Até hoje Uésly é aclamado por todos como o “Davi da escola”, que numa iô-iôzada sangrou um Dromedário e ganhou 1000 pontos no jogo da popularidade.

12 comentários:

Maria Angélica Davi Costa disse...

Chega de io-io!!!

Alê Marques disse...

essa febre de io-io vai acabar matando alguém! A começar pelo beiço! Mas a força não é centrípeta e sim tangencial!

el Samu disse...

Grande Alexandre. Viva as aulinhas d Senai na década de 80. Valeu.

Marcio disse...

não consegui parar de ler até terminar, que simpático esse dromedário!

Nilson Ares disse...
Este comentário foi removido pelo autor.
Nilson Ares disse...

Puxa vida... Como me lembrou Frankstein este texto.
Fragmentado como o monstro de Shelley...

Valeu!

el Samu disse...

Quem dera ser tão romancista assim. Valeu Sarsa.

Maria Angélica Davi Costa disse...
Este comentário foi removido pelo autor.
Maria Angélica Davi Costa disse...

Praticamente um Veríssimo!!!
"Seus dotes mais notáveis eram a incrível potência das cordas vocais, máscara craniana e o pertencimento a uma classe social de pseudo semi-burgueses, adquirida ao se casar com Astolfo, metalúrgico bem sucedido, e patrocinador da faculdade de pedagogia a distância, dessas que se tem por aí aos montes, como as clínicas odontológicas populares, mas que sobretudo a legitima o direito de ocupar aquele cargo educacional."

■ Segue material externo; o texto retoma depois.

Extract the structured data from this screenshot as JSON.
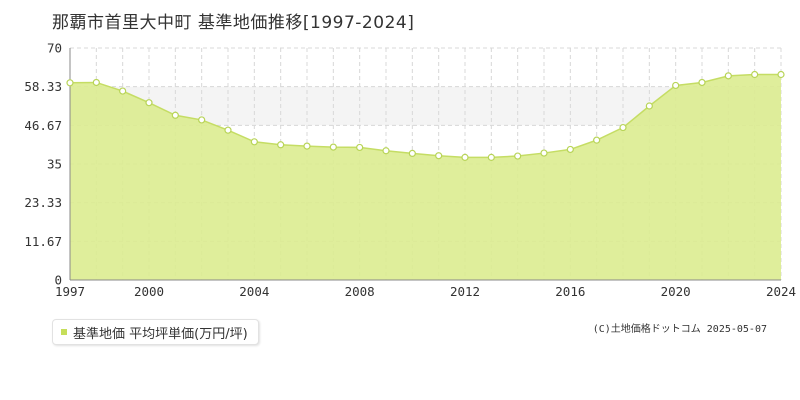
{
  "title": "那覇市首里大中町 基準地価推移[1997-2024]",
  "legend": {
    "label": "基準地価 平均坪単価(万円/坪)"
  },
  "credit": "(C)土地価格ドットコム 2025-05-07",
  "colors": {
    "fill": "#dcec90",
    "line": "#c5dd64",
    "marker_stroke": "#b8d458",
    "band": "#f4f4f4",
    "grid": "#d8d8d8",
    "axis": "#888888",
    "legend_swatch": "#c6de5a"
  },
  "chart_data": {
    "type": "area",
    "title": "那覇市首里大中町 基準地価推移[1997-2024]",
    "xlabel": "",
    "ylabel": "",
    "xlim": [
      1997,
      2024
    ],
    "ylim": [
      0,
      70
    ],
    "y_ticks": [
      "0",
      "11.67",
      "23.33",
      "35",
      "46.67",
      "58.33",
      "70"
    ],
    "x_ticks": [
      "1997",
      "2000",
      "2004",
      "2008",
      "2012",
      "2016",
      "2020",
      "2024"
    ],
    "grid": true,
    "legend_position": "bottom-left",
    "shaded_band": [
      46.67,
      58.33
    ],
    "series": [
      {
        "name": "基準地価 平均坪単価(万円/坪)",
        "x": [
          1997,
          1998,
          1999,
          2000,
          2001,
          2002,
          2003,
          2004,
          2005,
          2006,
          2007,
          2008,
          2009,
          2010,
          2011,
          2012,
          2013,
          2014,
          2015,
          2016,
          2017,
          2018,
          2019,
          2020,
          2021,
          2022,
          2023,
          2024
        ],
        "values": [
          59.5,
          59.6,
          57.0,
          53.5,
          49.7,
          48.3,
          45.2,
          41.7,
          40.8,
          40.4,
          40.1,
          40.0,
          39.0,
          38.2,
          37.5,
          37.0,
          37.0,
          37.4,
          38.3,
          39.4,
          42.2,
          46.0,
          52.5,
          58.7,
          59.6,
          61.6,
          62.0,
          62.0
        ]
      }
    ]
  }
}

Essa descrição foi sensacional!!!

Todas as vezes que eu leio, meu dia fica mais feliz!!! Sonho com o dia que todos os io-ios vão ser esmagados!!! :)

el Samu disse...

Deixa o Veríssimo ficar sabendo disso. Vai virar comédia da vida privada.

Mas em todo caso:
A favor de um Estado Dromedariano!!! Abaixo aos iô-iôs nas escolas!!!
Boa idéia.

Valeu Maria

Anônimo disse...

não tenho nada contra os iô-iôs...porém a figura dromedariana me lembrou o mainardi quando jogávamos(sic) bola no Sueli...
valeu Chará, grande texto!
sf

el Samu disse...

Sabe que depois do texto lido também tive essa impressão. Valeu Farias.